While falling walls and crumbling beams attest to the eventual action of time on materials, a demolition (an earthquake caused by the rustle of paper in a court or the corridors of power) is history on speed. The instruments of demolition are documents, surveys, identity cards, forms, hammers, bulldozers, excavators, wrecking balls, and occasionally bombs and artillery shells. While a demolition may be completed using a bomb or a bulldozer, it is triggered by a survey, a judgment or a document. The destiny of that which is demolished hinges on its not being able to prove its entitlement to occupying the ground on which it stands. It is sometimes found that the majority of a city’s inhabitants may in fact not have access to this entitlement. Their fate is a fragile house of cards awaiting the angry breath of an order and its ordinance.
Demolition means much more than the dismantling of a constructed structure, be it a house, a hamlet, a neighborhood or a city. It also means the sudden dissolution of a lifetime of labor, the destruction of affinities, histories, relationships, and ways of living, sharing, thinking, and dreaming. A demolition rewrites the destiny of a city by translating the violence of a decree into a hammer blow on the fabric of time.
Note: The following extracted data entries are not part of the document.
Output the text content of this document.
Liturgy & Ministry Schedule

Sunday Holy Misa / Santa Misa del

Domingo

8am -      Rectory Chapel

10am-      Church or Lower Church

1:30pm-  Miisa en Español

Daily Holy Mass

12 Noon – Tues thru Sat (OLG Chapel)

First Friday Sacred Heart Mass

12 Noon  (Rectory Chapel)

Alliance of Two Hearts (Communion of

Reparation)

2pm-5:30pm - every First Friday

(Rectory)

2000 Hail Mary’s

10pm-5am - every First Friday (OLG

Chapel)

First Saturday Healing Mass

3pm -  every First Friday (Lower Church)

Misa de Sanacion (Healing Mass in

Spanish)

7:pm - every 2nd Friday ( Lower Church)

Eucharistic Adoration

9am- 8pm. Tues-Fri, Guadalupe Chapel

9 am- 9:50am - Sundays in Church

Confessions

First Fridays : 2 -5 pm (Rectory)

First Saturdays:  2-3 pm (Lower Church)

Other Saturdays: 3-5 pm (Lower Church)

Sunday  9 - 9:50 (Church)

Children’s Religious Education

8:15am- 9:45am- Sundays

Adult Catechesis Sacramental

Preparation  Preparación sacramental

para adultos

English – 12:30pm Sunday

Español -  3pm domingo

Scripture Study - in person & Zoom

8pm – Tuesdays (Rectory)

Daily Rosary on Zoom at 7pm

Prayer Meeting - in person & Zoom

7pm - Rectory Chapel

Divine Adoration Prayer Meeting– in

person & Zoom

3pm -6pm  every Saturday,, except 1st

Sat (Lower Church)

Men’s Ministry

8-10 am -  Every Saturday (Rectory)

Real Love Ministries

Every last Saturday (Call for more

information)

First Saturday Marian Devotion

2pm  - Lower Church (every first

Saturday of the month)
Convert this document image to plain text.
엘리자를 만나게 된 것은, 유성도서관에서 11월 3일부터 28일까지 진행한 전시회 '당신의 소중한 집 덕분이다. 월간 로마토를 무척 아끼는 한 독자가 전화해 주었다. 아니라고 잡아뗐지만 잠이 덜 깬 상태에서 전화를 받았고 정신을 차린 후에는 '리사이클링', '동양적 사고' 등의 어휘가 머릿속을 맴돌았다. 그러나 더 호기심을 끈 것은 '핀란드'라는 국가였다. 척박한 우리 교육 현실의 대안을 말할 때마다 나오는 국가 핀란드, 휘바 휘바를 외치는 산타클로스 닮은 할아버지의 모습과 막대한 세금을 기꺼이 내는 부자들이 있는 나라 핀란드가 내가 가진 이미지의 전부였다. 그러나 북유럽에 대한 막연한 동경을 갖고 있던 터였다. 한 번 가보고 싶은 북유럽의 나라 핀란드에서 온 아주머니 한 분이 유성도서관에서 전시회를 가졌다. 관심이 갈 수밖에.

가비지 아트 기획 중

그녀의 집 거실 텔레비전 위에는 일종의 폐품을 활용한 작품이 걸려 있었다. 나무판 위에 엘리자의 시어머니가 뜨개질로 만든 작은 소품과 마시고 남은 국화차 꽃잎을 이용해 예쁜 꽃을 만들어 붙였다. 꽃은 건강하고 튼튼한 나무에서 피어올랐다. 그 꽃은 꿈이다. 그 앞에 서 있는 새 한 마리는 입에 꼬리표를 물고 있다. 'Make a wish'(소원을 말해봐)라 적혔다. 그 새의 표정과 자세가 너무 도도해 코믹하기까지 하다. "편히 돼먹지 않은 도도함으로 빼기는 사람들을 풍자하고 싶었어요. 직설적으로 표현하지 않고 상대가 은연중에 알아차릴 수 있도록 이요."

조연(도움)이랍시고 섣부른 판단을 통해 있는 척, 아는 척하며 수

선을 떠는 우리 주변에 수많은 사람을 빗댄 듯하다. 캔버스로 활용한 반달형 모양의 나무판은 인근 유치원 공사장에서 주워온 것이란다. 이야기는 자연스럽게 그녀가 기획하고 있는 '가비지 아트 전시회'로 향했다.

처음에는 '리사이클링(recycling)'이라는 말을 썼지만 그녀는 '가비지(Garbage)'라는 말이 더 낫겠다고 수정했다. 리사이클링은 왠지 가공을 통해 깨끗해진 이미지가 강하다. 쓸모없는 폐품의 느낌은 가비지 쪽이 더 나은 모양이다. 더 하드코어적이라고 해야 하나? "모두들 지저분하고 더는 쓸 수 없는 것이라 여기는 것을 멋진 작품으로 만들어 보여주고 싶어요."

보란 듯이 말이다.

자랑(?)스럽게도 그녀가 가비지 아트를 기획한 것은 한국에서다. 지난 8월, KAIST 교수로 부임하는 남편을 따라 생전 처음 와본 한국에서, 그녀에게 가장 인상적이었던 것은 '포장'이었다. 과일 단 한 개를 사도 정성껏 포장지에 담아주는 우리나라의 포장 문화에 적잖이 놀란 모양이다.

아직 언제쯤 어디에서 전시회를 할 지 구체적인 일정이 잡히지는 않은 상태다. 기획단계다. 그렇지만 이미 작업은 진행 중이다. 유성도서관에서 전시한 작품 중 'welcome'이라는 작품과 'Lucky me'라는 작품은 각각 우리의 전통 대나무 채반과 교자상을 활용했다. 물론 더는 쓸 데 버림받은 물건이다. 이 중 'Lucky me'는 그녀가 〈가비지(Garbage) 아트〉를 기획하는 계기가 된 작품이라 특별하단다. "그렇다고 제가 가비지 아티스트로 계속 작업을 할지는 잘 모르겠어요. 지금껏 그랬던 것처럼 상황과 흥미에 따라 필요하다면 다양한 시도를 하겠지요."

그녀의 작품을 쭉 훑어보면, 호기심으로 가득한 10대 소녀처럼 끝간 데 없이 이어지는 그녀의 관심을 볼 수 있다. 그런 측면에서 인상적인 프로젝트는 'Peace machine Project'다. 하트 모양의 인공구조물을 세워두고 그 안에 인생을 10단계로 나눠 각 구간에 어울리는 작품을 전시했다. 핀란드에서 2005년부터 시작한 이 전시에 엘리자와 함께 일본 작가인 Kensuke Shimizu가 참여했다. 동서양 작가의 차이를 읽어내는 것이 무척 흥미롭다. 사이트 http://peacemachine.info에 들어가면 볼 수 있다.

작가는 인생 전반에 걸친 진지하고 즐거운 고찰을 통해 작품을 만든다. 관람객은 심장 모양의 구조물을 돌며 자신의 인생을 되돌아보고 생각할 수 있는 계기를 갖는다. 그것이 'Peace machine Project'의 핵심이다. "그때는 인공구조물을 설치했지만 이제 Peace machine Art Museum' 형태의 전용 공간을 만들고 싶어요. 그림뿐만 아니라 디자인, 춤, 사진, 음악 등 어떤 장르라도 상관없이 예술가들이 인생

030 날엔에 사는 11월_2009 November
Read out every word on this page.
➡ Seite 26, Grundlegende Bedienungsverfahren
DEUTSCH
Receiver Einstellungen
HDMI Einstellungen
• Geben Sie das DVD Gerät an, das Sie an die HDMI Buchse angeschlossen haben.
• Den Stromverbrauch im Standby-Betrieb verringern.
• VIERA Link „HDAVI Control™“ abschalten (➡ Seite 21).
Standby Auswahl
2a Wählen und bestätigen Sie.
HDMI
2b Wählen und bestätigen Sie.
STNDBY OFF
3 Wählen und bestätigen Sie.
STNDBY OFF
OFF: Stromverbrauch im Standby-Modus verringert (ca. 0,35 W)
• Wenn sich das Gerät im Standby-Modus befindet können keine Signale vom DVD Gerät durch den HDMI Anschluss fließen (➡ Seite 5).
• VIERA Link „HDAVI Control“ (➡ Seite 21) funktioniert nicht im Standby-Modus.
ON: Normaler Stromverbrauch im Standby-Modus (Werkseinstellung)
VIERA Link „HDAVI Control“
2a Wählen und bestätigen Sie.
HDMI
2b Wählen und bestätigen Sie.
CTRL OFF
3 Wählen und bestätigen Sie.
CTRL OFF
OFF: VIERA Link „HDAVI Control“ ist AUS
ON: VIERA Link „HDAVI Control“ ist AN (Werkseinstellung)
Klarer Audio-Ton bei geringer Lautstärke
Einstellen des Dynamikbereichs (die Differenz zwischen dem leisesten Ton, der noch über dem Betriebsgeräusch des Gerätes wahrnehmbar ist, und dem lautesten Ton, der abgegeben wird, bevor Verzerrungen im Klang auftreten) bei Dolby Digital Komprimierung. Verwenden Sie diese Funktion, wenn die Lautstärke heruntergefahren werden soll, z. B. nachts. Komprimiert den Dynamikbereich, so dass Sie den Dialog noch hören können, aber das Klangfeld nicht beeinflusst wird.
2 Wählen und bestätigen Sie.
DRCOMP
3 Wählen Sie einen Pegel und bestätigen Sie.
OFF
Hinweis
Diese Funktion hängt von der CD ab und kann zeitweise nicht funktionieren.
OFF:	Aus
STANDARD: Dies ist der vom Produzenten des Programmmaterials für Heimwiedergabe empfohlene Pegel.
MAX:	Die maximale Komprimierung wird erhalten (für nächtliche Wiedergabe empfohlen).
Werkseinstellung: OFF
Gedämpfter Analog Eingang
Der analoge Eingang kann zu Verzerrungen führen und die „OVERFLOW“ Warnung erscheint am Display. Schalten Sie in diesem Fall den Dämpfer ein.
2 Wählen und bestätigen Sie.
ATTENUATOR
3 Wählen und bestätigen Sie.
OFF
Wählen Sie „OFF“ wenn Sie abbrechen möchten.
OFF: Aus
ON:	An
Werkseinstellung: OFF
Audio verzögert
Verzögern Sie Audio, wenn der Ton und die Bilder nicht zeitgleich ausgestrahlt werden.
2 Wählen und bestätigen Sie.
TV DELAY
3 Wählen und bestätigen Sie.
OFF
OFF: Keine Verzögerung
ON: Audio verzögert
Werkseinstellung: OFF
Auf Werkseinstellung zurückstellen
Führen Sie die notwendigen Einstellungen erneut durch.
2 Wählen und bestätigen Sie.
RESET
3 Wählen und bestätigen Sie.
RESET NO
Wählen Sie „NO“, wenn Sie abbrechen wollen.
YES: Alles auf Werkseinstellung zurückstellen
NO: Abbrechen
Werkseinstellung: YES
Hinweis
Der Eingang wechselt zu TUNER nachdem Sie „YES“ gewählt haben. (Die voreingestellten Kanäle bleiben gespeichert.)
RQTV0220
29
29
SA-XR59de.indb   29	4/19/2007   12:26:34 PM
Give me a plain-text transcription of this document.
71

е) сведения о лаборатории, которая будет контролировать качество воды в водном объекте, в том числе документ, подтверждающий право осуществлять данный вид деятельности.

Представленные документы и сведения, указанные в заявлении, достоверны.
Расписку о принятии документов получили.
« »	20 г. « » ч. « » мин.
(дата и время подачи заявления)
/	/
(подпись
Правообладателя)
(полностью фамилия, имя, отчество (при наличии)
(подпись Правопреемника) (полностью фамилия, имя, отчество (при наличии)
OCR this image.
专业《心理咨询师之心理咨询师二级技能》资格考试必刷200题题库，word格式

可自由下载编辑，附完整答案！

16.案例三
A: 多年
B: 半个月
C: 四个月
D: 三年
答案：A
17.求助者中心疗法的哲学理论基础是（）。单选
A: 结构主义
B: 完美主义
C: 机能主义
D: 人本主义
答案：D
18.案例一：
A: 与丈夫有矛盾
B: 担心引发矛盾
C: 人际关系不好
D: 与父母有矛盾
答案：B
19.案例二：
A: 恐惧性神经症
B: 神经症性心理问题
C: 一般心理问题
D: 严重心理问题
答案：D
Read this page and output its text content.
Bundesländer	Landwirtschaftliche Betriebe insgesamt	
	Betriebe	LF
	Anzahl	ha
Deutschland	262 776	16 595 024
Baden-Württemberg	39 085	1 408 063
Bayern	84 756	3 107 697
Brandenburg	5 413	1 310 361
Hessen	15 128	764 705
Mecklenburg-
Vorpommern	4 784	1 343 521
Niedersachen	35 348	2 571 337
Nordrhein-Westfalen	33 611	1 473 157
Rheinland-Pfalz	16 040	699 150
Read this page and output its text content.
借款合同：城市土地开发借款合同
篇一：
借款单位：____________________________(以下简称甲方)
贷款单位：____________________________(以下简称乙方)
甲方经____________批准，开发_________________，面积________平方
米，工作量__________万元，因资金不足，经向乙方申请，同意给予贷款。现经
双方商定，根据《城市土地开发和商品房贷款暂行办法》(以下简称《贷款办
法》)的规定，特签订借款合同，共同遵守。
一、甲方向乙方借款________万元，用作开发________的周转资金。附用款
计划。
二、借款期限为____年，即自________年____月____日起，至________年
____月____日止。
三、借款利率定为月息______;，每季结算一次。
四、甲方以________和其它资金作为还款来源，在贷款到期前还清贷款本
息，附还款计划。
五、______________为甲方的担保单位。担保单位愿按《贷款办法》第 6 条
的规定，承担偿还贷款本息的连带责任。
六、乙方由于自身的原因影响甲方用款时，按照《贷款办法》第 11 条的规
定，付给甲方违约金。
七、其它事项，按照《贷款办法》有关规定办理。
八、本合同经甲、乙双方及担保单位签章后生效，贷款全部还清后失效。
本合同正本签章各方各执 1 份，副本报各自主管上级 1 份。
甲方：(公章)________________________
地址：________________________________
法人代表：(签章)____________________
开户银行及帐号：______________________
When a house is razed to the ground it is almost as if the life it contained were wrested out of time, as if the years and days spent in filling a structure (no matter how ramshackle) with the sound and breath of life, were suddenly reduced to nothing. A demolition is a wound, not only in space, but also in the body of time. A house can be built again, but the time taken to build the life that animated a house, once lost, can never be retrieved.